José Villa le caía bien a Roberto. Hombre de costumbres y carácter sobrio, iba siempre al grano sin perderse en florituras dialécticas tan comunes en esos días. Él le presentó a personas claves del Círculo de la Unión Mercantil, una asociación de recreo en dónde se cocinaba la mayor parte de los negocios de Sevilla y de la Andalucía fascista. Cuándo el santuario cayó en Andújar, el ya estaba funcionando comercialmente, esos si, con precauciones para no desvelar el verdadero potencial económico de la familia Iribarren. Pasado cierto tiempo, comenzó a darse cuenta de que, a su pesar, la República no tenía muchas posibilidades de salir victorioso de la terrible prueba a la que le estaba poniendo los rebeldes fascistas. Las potencias europeas, asustadas ante la posibilidad de una próxima guerra mundial por el empuje de Alemania e Italia, rehuían cualquier apoyo practico a la República. Cómo ya he dicho, con mucha precaución, comenzó a comprar terrenos en el extrarradio de Sevilla, en torno al cementerio de San Fernando, tristemente famoso por ser el lugar dónde el general Queipo de Llano, mandaba fusilar a los republicanos, en ocasiones familias enteras incluidos los niños. Algunos historiadores elevan la cifra a 15.000. Eran terrenos de extrarradio, de poco valor, dónde brotaban pequeñas huertas familiares de subsistencia, generalmente ilegales, que eran toleradas por dos motivos: uno, por el desbarajuste administrativo que corroía la ciudad y que propiciaba la corrupción, y el otro, porque los excedentes terminaban en el mercado negro dónde las clases más pudientes las adquirían. Con estos hortelanos ilegales, Roberto llegó rápidamente a un fácil acuerdo: les dejaba seguir con su actividad con la condición de que le proveyeran de productos. Un empleado, se pasaba con un carro todas las semanas y hacia la recolección. Una pequeña parte terminaba en la despensa de José Villa, otra parte en la de su casa y el resto se destinaban a pagar la amistad de ciertas personas relevantes de la ciudad.

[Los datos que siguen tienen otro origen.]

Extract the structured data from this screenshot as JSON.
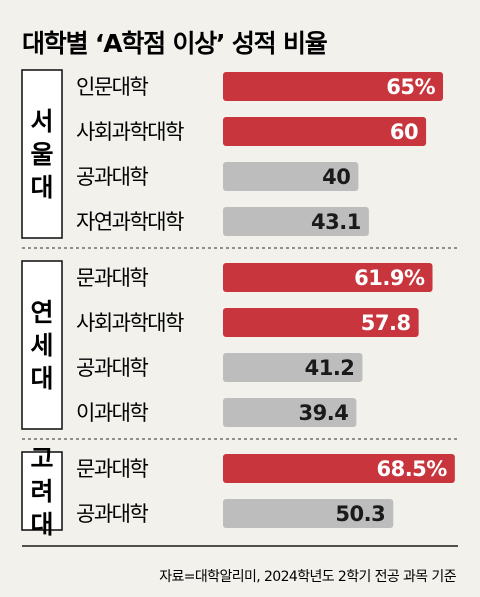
{
  "chart_data": {
    "type": "bar",
    "orientation": "horizontal",
    "title": "대학별 ‘A학점 이상’ 성적 비율",
    "source": "자료=대학알리미, 2024학년도 2학기 전공 과목 기준",
    "colors": {
      "highlight": "#c8353d",
      "normal": "#bdbdbd",
      "group_bg": "#f2f1ec"
    },
    "xlim": [
      0,
      75
    ],
    "groups": [
      {
        "name": "서울대",
        "bars": [
          {
            "category": "인문대학",
            "value": 65,
            "label": "65%",
            "highlight": true
          },
          {
            "category": "사회과학대학",
            "value": 60,
            "label": "60",
            "highlight": true
          },
          {
            "category": "공과대학",
            "value": 40,
            "label": "40",
            "highlight": false
          },
          {
            "category": "자연과학대학",
            "value": 43.1,
            "label": "43.1",
            "highlight": false
          }
        ]
      },
      {
        "name": "연세대",
        "bars": [
          {
            "category": "문과대학",
            "value": 61.9,
            "label": "61.9%",
            "highlight": true
          },
          {
            "category": "사회과학대학",
            "value": 57.8,
            "label": "57.8",
            "highlight": true
          },
          {
            "category": "공과대학",
            "value": 41.2,
            "label": "41.2",
            "highlight": false
          },
          {
            "category": "이과대학",
            "value": 39.4,
            "label": "39.4",
            "highlight": false
          }
        ]
      },
      {
        "name": "고려대",
        "bars": [
          {
            "category": "문과대학",
            "value": 68.5,
            "label": "68.5%",
            "highlight": true
          },
          {
            "category": "공과대학",
            "value": 50.3,
            "label": "50.3",
            "highlight": false
          }
        ]
      }
    ]
  }
}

Cuándo termino la guerra, su familia estaba demasiado asentada en la vida de la capital andaluza cómo para plantearse el regreso inmediato a Andújar. Con el tiempo lo hicieron, pero no antes de reconstruir Villa Juanita, aunque siguió manteniendo la casa de la calle Colon dónde pasaban largas temporadas. No en vano, había que atender las múltiples propiedades que poco a poco había ido adquiriendo en la capital hispalense, gracias al desastre de la guerra.